Api Restauration, qui emploie 70 salariés en Loire-Atlantique, y affiche comme au national une répartition équilibrée de ses clients entre les domaines scolaires, médico-sociaux et entreprises. Ne faisant pas de prestations livrées sur le secteur, la société de restauration s’appuie sur l’autonomie de ses chefs gérants qui composent librement leurs menus en privilégiant le fait maison à partir de produits frais et locaux. En l’absence de centrale d’achat, elle favorise au maximum l’approvisionnement en direct auprès des producteurs locaux.

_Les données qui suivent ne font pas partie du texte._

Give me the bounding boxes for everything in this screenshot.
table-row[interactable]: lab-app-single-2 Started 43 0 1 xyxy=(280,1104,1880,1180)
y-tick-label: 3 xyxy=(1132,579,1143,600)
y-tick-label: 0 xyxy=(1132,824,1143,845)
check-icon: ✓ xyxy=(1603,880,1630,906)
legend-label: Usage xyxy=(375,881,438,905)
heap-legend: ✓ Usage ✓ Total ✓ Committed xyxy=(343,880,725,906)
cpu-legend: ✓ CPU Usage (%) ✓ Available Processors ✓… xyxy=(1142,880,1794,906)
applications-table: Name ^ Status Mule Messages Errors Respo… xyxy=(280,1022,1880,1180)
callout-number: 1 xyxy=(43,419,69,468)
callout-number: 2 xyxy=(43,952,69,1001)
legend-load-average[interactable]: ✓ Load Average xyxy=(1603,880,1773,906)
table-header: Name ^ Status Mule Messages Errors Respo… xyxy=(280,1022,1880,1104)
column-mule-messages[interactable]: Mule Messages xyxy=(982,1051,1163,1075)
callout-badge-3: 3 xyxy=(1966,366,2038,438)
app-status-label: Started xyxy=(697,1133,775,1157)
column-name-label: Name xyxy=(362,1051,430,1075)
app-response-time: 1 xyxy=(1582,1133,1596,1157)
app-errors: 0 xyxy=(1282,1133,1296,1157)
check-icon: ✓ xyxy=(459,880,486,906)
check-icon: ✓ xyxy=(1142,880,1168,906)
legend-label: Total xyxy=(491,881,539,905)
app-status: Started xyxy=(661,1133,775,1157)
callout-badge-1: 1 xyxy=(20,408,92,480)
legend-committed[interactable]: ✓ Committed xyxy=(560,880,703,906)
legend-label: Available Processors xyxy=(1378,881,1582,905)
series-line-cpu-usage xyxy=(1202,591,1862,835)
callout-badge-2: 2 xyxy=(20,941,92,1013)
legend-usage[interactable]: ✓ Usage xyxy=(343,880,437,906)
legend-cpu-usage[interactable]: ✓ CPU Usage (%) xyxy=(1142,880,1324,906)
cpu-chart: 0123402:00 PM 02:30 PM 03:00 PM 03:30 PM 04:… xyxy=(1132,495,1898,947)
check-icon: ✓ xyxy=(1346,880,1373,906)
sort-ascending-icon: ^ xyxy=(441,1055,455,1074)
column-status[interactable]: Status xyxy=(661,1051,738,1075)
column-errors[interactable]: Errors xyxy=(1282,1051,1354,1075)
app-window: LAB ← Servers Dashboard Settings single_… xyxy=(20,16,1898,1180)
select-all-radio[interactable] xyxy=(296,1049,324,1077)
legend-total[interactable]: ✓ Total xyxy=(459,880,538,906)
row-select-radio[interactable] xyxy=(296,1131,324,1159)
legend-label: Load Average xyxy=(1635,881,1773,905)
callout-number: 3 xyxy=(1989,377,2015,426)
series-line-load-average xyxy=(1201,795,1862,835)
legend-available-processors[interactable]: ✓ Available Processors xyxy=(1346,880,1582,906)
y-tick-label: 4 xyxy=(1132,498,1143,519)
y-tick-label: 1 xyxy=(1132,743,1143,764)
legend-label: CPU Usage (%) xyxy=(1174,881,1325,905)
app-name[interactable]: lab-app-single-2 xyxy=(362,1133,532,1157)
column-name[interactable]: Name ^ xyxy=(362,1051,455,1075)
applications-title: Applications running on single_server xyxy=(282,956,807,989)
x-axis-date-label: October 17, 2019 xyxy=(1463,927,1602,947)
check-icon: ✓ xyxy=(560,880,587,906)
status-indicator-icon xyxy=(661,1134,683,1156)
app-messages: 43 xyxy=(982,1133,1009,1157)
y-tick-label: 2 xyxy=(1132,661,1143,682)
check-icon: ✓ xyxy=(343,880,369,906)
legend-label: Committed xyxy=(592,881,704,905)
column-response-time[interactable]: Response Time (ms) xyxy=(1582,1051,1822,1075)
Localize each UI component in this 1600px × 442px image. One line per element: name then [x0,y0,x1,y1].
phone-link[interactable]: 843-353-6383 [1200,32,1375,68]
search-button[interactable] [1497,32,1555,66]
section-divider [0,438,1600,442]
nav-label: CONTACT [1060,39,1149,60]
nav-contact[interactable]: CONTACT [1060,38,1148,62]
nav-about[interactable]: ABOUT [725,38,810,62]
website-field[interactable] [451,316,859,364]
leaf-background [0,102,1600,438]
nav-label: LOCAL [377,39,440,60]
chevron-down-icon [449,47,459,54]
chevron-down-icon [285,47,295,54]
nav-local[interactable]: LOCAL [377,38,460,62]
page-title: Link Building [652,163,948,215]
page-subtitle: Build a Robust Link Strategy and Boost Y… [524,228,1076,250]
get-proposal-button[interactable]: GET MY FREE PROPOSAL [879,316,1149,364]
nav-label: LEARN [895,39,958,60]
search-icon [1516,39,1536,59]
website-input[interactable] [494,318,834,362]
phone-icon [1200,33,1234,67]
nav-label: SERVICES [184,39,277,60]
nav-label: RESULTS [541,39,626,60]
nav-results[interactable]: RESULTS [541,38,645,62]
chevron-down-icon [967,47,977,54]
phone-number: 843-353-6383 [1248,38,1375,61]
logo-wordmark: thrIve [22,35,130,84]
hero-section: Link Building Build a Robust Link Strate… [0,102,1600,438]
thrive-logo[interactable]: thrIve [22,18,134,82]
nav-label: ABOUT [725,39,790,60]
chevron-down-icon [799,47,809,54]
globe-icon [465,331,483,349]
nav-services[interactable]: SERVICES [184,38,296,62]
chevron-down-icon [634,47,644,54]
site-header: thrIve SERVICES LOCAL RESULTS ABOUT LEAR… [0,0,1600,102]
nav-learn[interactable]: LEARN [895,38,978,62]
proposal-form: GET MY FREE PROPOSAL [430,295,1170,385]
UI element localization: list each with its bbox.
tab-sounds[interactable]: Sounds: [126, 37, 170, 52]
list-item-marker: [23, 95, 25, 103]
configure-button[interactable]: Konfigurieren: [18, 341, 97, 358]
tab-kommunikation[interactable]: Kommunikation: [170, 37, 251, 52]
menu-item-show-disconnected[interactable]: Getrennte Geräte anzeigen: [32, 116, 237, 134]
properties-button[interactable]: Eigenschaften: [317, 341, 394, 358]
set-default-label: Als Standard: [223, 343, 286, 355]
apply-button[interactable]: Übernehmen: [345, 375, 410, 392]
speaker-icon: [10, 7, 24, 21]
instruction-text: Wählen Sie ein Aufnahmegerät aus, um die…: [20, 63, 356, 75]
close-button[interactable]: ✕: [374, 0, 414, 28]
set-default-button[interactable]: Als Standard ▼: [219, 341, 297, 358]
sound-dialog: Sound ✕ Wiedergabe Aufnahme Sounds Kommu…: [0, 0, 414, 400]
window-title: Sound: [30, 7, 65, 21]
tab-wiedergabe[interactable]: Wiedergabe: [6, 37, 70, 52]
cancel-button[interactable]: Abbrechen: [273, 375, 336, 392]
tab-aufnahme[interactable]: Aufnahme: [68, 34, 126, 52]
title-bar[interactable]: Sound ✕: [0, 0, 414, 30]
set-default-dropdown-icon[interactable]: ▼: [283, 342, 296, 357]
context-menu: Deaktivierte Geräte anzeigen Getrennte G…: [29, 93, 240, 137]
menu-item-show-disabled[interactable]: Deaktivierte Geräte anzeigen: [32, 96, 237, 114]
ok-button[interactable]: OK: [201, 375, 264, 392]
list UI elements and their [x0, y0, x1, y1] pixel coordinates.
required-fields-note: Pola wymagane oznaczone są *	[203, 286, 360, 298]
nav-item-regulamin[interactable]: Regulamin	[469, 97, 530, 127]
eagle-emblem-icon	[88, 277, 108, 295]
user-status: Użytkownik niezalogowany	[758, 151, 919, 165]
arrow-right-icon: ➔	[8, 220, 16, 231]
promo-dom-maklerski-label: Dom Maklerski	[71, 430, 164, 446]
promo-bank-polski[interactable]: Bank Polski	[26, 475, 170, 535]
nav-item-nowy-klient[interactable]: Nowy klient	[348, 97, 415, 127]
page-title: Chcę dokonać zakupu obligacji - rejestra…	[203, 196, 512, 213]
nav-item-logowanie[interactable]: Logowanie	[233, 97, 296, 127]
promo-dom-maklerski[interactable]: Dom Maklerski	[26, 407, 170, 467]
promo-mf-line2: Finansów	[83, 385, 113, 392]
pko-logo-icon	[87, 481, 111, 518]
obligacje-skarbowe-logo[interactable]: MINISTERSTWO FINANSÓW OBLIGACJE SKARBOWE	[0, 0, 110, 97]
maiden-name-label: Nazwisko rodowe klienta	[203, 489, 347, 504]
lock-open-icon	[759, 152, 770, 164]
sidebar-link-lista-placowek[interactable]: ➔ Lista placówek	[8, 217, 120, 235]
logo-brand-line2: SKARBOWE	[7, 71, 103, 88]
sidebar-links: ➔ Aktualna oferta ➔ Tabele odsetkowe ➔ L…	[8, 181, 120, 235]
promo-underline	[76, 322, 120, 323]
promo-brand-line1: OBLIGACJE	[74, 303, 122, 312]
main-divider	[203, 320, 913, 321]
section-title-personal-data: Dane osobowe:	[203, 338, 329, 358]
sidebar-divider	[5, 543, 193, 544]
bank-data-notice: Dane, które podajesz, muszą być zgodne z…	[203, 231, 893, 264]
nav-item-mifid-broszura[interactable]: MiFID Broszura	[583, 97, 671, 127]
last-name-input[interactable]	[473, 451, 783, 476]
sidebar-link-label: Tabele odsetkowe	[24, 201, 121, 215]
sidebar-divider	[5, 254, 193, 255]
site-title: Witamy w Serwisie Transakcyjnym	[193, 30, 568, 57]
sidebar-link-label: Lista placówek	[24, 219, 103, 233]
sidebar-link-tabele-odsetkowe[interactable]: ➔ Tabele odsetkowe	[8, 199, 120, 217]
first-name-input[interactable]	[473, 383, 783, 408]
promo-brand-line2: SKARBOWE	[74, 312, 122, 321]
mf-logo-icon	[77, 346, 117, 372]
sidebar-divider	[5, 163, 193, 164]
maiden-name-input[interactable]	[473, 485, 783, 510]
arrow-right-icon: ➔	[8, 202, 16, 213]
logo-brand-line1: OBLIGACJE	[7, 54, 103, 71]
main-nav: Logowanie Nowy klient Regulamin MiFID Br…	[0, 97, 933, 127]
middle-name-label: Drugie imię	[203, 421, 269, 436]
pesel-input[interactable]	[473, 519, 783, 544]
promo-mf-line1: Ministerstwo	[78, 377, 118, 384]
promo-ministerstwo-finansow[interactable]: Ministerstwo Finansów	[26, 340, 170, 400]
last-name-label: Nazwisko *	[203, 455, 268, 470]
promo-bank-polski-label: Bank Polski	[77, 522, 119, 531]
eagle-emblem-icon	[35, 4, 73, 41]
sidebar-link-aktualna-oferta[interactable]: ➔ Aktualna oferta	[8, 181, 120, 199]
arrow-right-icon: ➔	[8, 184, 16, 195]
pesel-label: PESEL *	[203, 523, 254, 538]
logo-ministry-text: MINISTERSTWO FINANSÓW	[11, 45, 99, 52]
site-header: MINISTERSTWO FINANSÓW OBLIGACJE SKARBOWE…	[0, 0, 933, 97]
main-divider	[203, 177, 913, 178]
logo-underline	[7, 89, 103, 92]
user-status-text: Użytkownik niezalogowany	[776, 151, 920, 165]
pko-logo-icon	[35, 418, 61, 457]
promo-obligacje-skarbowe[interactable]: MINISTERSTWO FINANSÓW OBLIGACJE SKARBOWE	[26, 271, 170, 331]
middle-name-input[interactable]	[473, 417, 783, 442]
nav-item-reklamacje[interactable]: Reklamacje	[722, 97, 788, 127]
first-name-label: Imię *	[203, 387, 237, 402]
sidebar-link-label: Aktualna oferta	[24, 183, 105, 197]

Recherche de producteurs locaux

Api en référence une trentaine dans le département et compte encore accentuer cette démarche. Depuis novembre, tous ses restaurants cuisinent des œufs coquille bios provenant de l’élevage de Géraldine Pineau, récemment installée à La Remaudière. « On l’accompagne dans son développement, elle a triplé son chiffre d’affaires avec nous et a pu acquérir un second poulailler », relate Youenn Combot. Lequel a confié à un de ses chefs de secteur, Anthony Fourne, une mission d’« acheteur local » et de recherche de nouveaux référencements.

Les effets de l’épidémie de coronavirus

Si la crise liée au Covid-19 a fortement secoué l’entreprise, « elle a permis de renforcer les liens avec les clients comme avec les fournisseurs », estime le nouveau directeur régional. Api a par exemple soutenu le Gaec de Mézerac à Saint-Lyphard en substituant ses fromages blancs frais aux yaourts prévus dans les menus des Ehpad clients. Afin de faciliter le travail des producteurs locaux, Youenn Combot va créer avec un partenaire distributeur une plateforme logistique dédiée à Nantes. Les fournisseurs pourront y déposer leurs produits qui seront ensuite acheminés vers les restaurants Api. Engagée dans la restauration durable, la société va aussi voir prochainement ses premiers sites de Loire-Atlantique se lancer dans la démarche Mon restau responsable. Alors que « des ouvertures sont prévues pour la rentrée », Youenn Combot affiche sa volonté d’être localement « la société la plus qualitative dans l’assiette et dans la relation » pour gagner de nouveaux marchés.

Une cuisine centrale pour 2021

Api Restauration va s’offrir pour un investissement de 2,5 millions d’euros sa première cuisine centrale en Loire-Atlantique. Porté par Api Développement, le projet a pris quelques mois de retard du fait de l’épidémie. Les travaux de construction du futur outil, qui sera situé sur le pôle Agropolia jouxtant le Min de Nantes Métropole à Rezé, doivent débuter en septembre pour une mise en service dans le courant de l’été 2021. Cette cuisine de 1 200 m² à la marque Premiers pas livrera uniquement des repas aux crèches. Api cuisine déjà pour une trentaine de crèches sur le secteur. Le nouvel outil, qui emploiera une quinzaine de personnes à terme, pourra produire 4 000 à 5 000 repas par jour pour les touts petits.